Biorelevant culture of hair follicle stem cells on Biolaminin substrates

Epithelial tissues contain a-5 and a-3 laminin isoforms

Epithelial tissues are a sheet of cells that line the surfaces and cavities of the whole body, including the skin, oral cavity, lung, gastrointestinal and urinary tracts, hair follicles and many glands. The epithelial cells are polarized with the basolateral surface resting on a basement membrane (BM) that contain high levels of alpha-5 laminins and laminin-332. Epithelial BM also contains laminin-311 and to a lesser extent laminin-321 (Domogatskaya, 2012). Laminin-311 forms a covalent complex with laminin-332 in epithelial tissue (Champliaud, 1996) and has been shown to participate in mechanically induced signal transduction after mechanical stimulation (Jones, 2005).

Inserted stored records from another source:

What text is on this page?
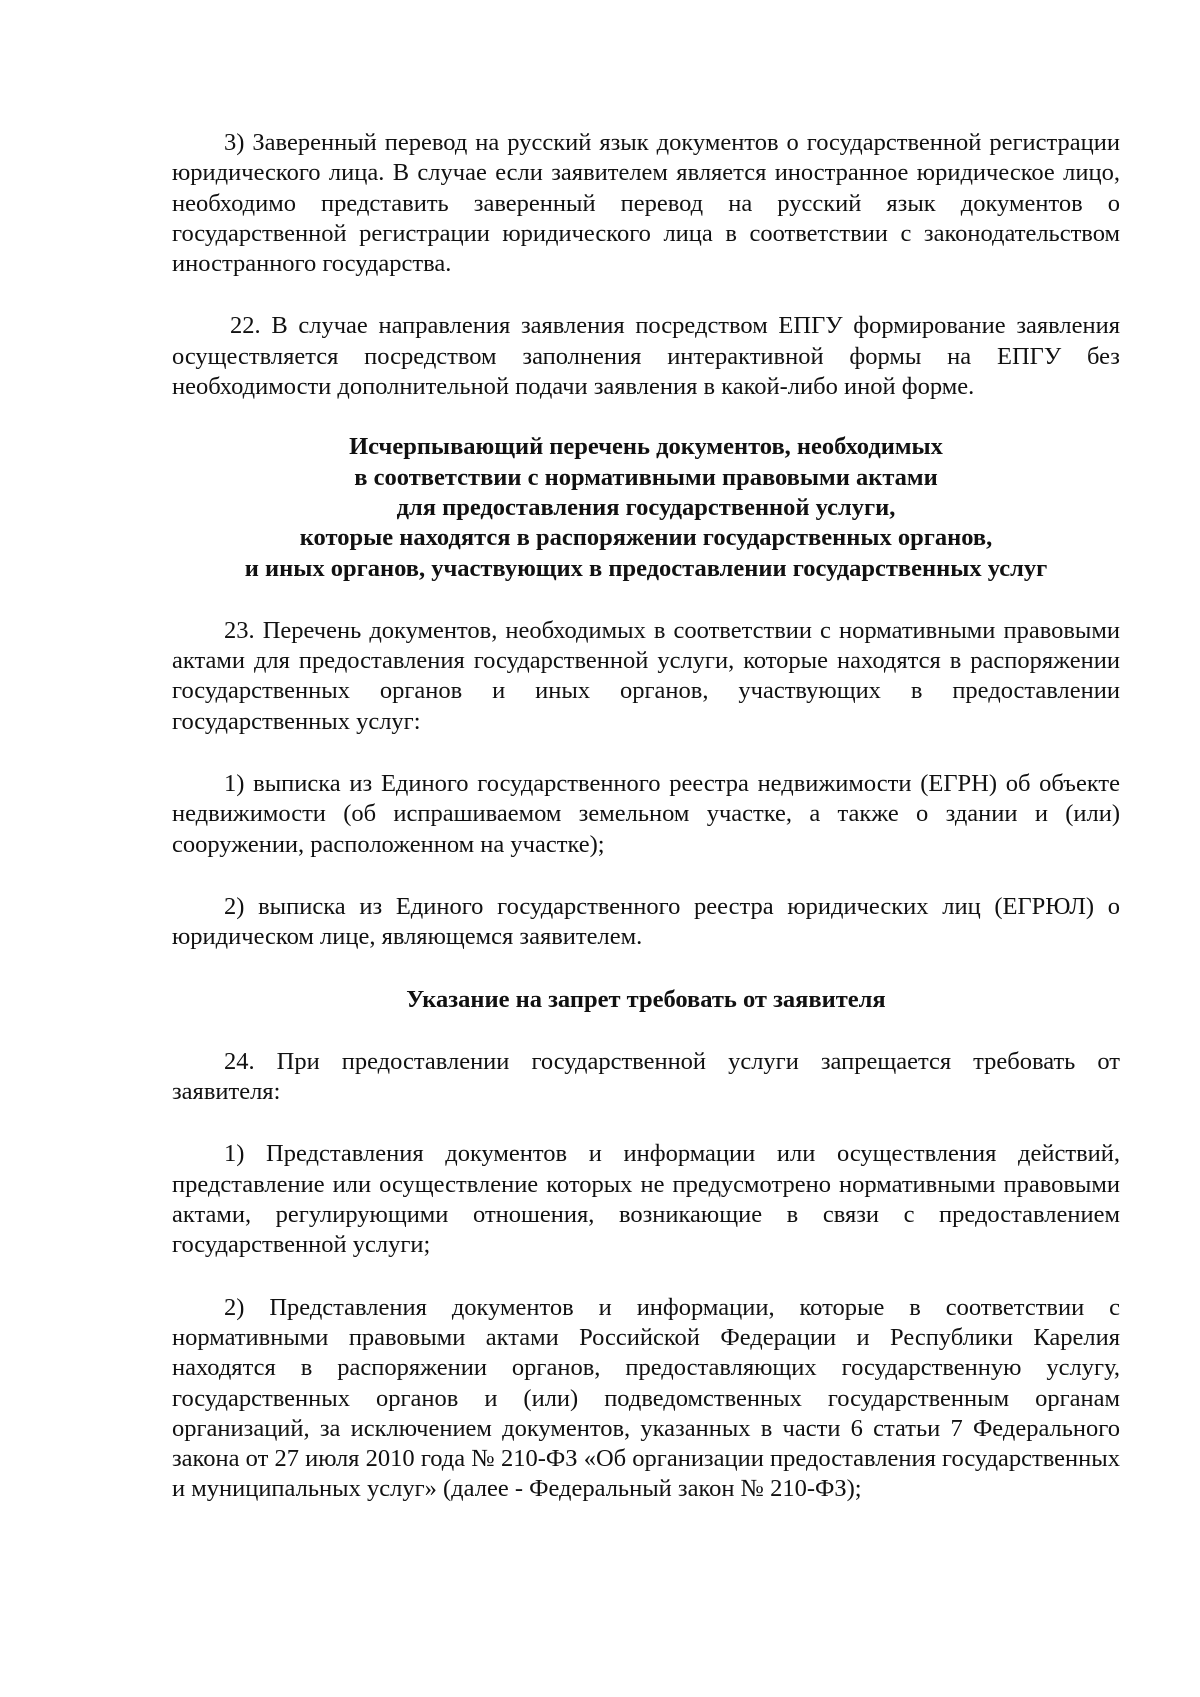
3) Заверенный перевод на русский язык документов о государственной регистрации юридического лица. В случае если заявителем является иностранное юридическое лицо, необходимо представить заверенный перевод на русский язык документов о государственной регистрации юридического лица в соответствии с законодательством иностранного государства.

22. В случае направления заявления посредством ЕПГУ формирование заявления осуществляется посредством заполнения интерактивной формы на ЕПГУ без необходимости дополнительной подачи заявления в какой-либо иной форме.

Исчерпывающий перечень документов, необходимых
в соответствии с нормативными правовыми актами
для предоставления государственной услуги,
которые находятся в распоряжении государственных органов,
и иных органов, участвующих в предоставлении государственных услуг

23. Перечень документов, необходимых в соответствии с нормативными правовыми актами для предоставления государственной услуги, которые находятся в распоряжении государственных органов и иных органов, участвующих в предоставлении государственных услуг:

1) выписка из Единого государственного реестра недвижимости (ЕГРН) об объекте недвижимости (об испрашиваемом земельном участке, а также о здании и (или) сооружении, расположенном на участке);

2) выписка из Единого государственного реестра юридических лиц (ЕГРЮЛ) о юридическом лице, являющемся заявителем.

Указание на запрет требовать от заявителя

24. При предоставлении государственной услуги запрещается требовать от заявителя:

1) Представления документов и информации или осуществления действий, представление или осуществление которых не предусмотрено нормативными правовыми актами, регулирующими отношения, возникающие в связи с предоставлением государственной услуги;

2) Представления документов и информации, которые в соответствии с нормативными правовыми актами Российской Федерации и Республики Карелия находятся в распоряжении органов, предоставляющих государственную услугу, государственных органов и (или) подведомственных государственным органам организаций, за исключением документов, указанных в части 6 статьи 7 Федерального закона от 27 июля 2010 года № 210-ФЗ «Об организации предоставления государственных и муниципальных услуг» (далее - Федеральный закон № 210-ФЗ);
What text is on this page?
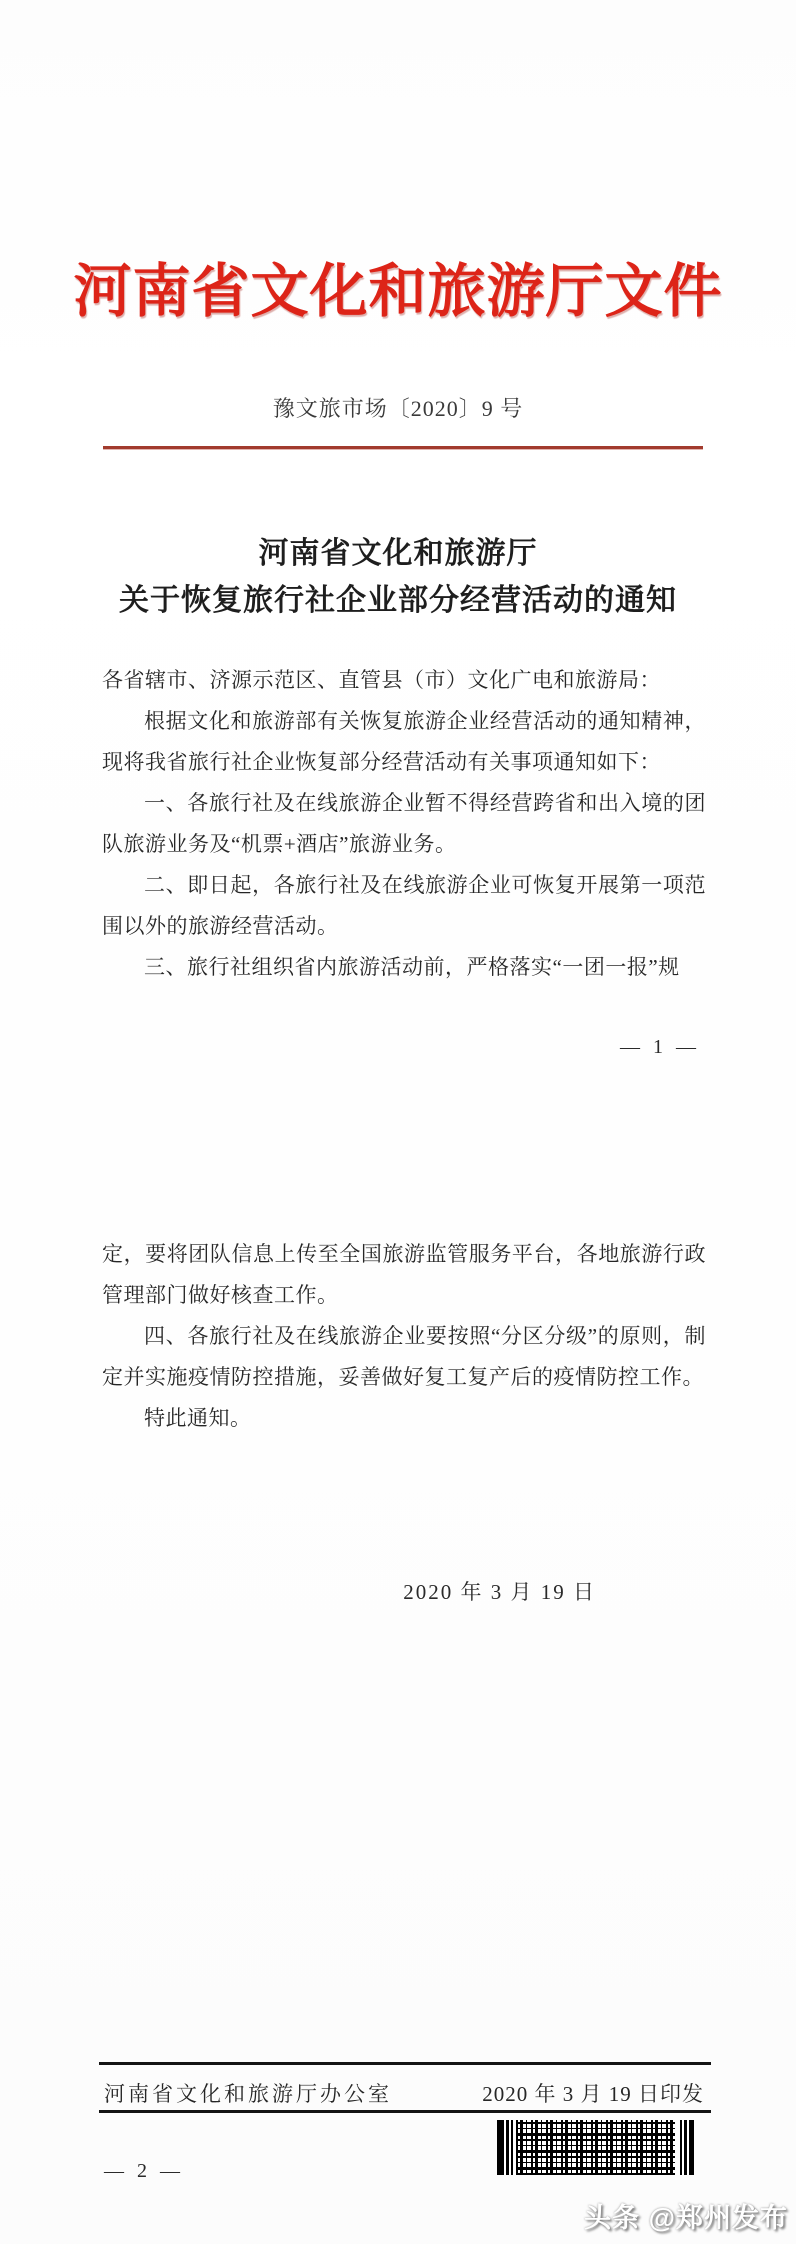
河南省文化和旅游厅文件
豫文旅市场〔2020〕9 号
河南省文化和旅游厅
关于恢复旅行社企业部分经营活动的通知

各省辖市、济源示范区、直管县（市）文化广电和旅游局：

根据文化和旅游部有关恢复旅游企业经营活动的通知精神，现将我省旅行社企业恢复部分经营活动有关事项通知如下：

一、各旅行社及在线旅游企业暂不得经营跨省和出入境的团队旅游业务及“机票+酒店”旅游业务。

二、即日起，各旅行社及在线旅游企业可恢复开展第一项范围以外的旅游经营活动。

三、旅行社组织省内旅游活动前，严格落实“一团一报”规

— 1 —

定，要将团队信息上传至全国旅游监管服务平台，各地旅游行政管理部门做好核查工作。

四、各旅行社及在线旅游企业要按照“分区分级”的原则，制定并实施疫情防控措施，妥善做好复工复产后的疫情防控工作。

特此通知。

2020 年 3 月 19 日
河南省文化和旅游厅办公室	2020 年 3 月 19 日印发
— 2 —
头条 @郑州发布
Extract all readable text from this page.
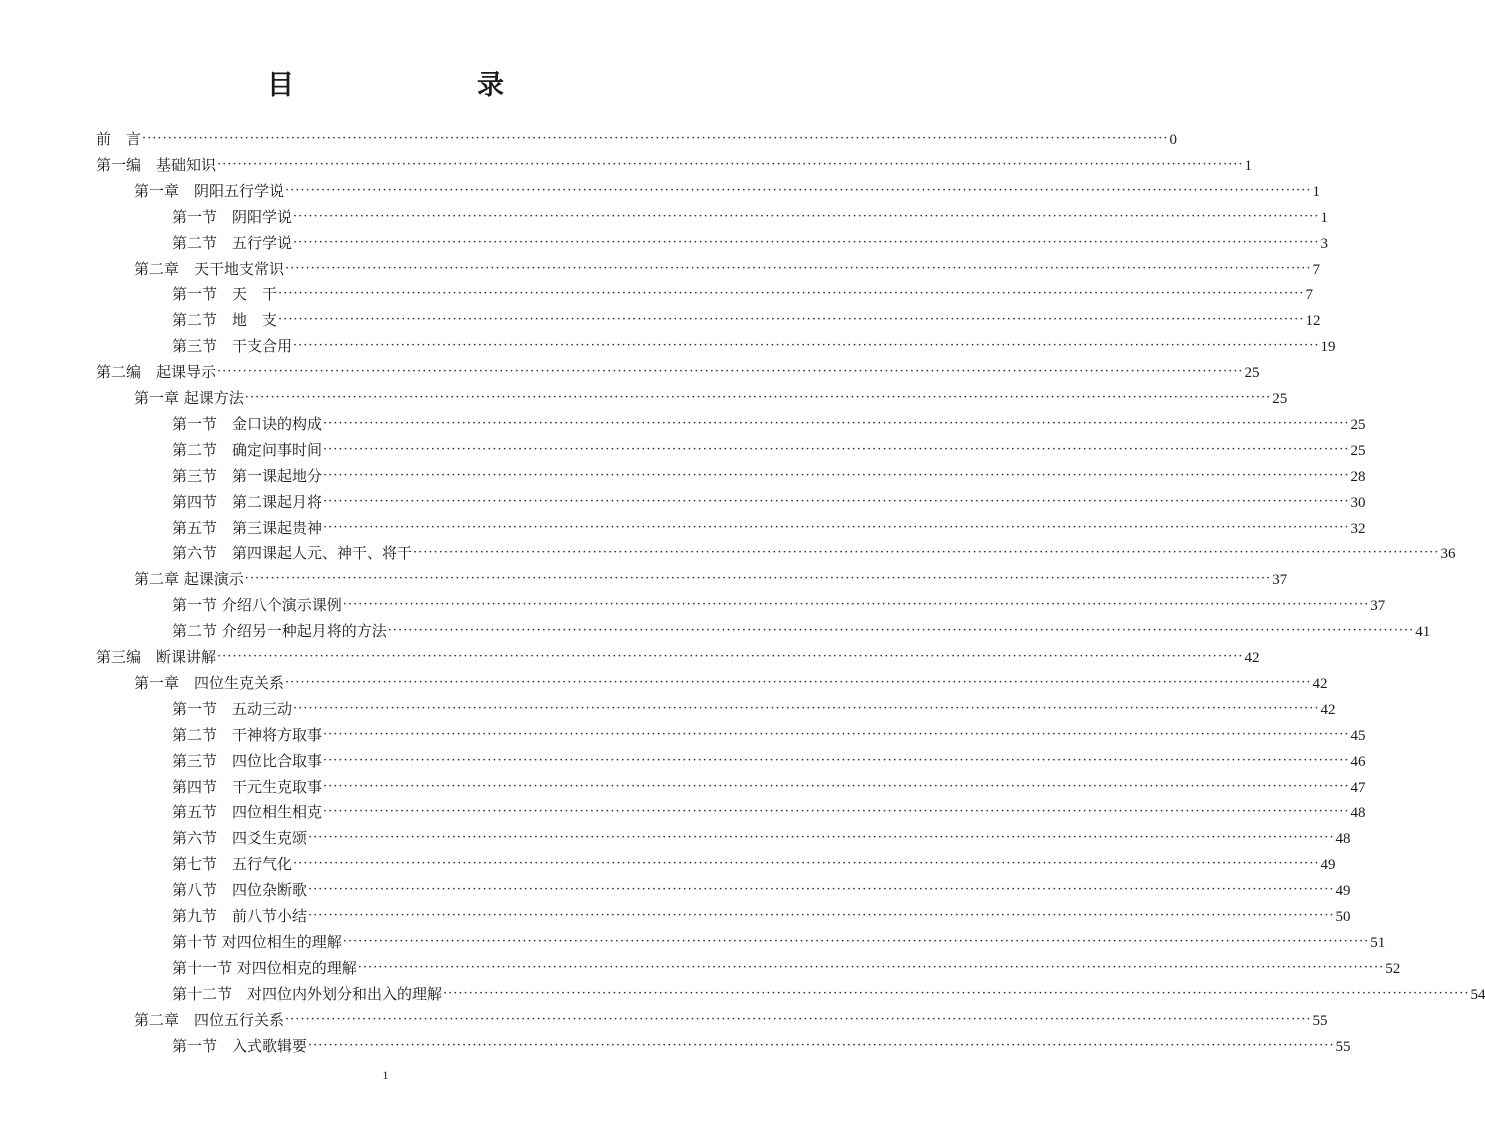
目　录
前　言 ········································································································································································································ 0
第一编　基础知识 ········································································································································································································ 1
第一章　阴阳五行学说 ········································································································································································································ 1
第一节　阴阳学说 ········································································································································································································ 1
第二节　五行学说 ········································································································································································································ 3
第二章　天干地支常识 ········································································································································································································ 7
第一节　天　干 ········································································································································································································ 7
第二节　地　支 ········································································································································································································ 12
第三节　干支合用 ········································································································································································································ 19
第二编　起课导示 ········································································································································································································ 25
第一章 起课方法 ········································································································································································································ 25
第一节　金口诀的构成 ········································································································································································································ 25
第二节　确定问事时间 ········································································································································································································ 25
第三节　第一课起地分 ········································································································································································································ 28
第四节　第二课起月将 ········································································································································································································ 30
第五节　第三课起贵神 ········································································································································································································ 32
第六节　第四课起人元、神干、将干 ········································································································································································································ 36
第二章 起课演示 ········································································································································································································ 37
第一节 介绍八个演示课例 ········································································································································································································ 37
第二节 介绍另一种起月将的方法 ········································································································································································································ 41
第三编　断课讲解 ········································································································································································································ 42
第一章　四位生克关系 ········································································································································································································ 42
第一节　五动三动 ········································································································································································································ 42
第二节　干神将方取事 ········································································································································································································ 45
第三节　四位比合取事 ········································································································································································································ 46
第四节　干元生克取事 ········································································································································································································ 47
第五节　四位相生相克 ········································································································································································································ 48
第六节　四爻生克颂 ········································································································································································································ 48
第七节　五行气化 ········································································································································································································ 49
第八节　四位杂断歌 ········································································································································································································ 49
第九节　前八节小结 ········································································································································································································ 50
第十节 对四位相生的理解 ········································································································································································································ 51
第十一节 对四位相克的理解 ········································································································································································································ 52
第十二节　对四位内外划分和出入的理解 ········································································································································································································ 54
第二章　四位五行关系 ········································································································································································································ 55
第一节　入式歌辑要 ········································································································································································································ 55
1
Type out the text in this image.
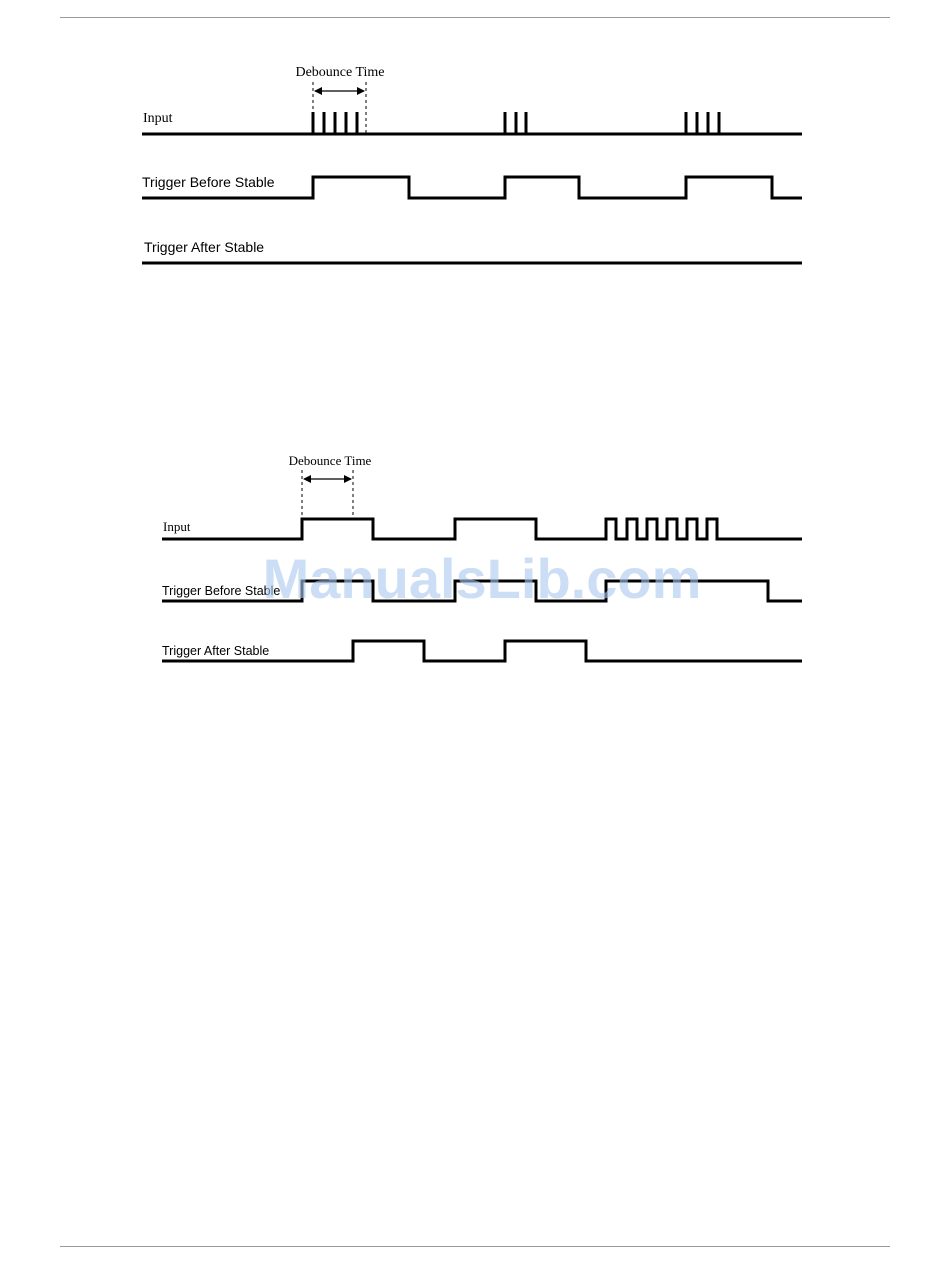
Debounce Time
Input
Trigger Before Stable
Trigger After Stable
Debounce Time
Input
Trigger Before Stable
Trigger After Stable
ManualsLib.com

Laminin-332 and laminin-511 constitutes the hair follicle stem cell niche

Laminin-332 and laminin-511 are the major constituents of the BM of the hair follicle (Morgner, 2015). The laminin-332 expression is higher in the interfollicular epidermis (IFE) compared with the deeper portions of the hair follicle. Laminin-511 is less abundant beneath the IFE but with the strongest expression at the isthmus region and around the hair germ (Morgner, 2015), essential for hair follicle down growth (Gao, 2008). Dermal papilla from laminin-511 mutants shows developmental defects (Gao, 2008). Laminin-511 is the primary laminin of the early developing hair. The absence of laminin-511 in transgenic mice leads to a number of developmental abnormalities, including the arrest of hair development and deficient Shh expression in hair follicles (Li, 2003). Skin grafts from Lama5-null mouse embryos grafted onto healthy mice fail to grow hair whereas purified laminin-511 restores hair development in the Lama5-null skin (Li, 2003). In humans and in mice, the absence of laminin-332 results in extensive skin blistering and lethality a few days after birth, highlighting its importance for epidermal architecture (Morgner, 2015).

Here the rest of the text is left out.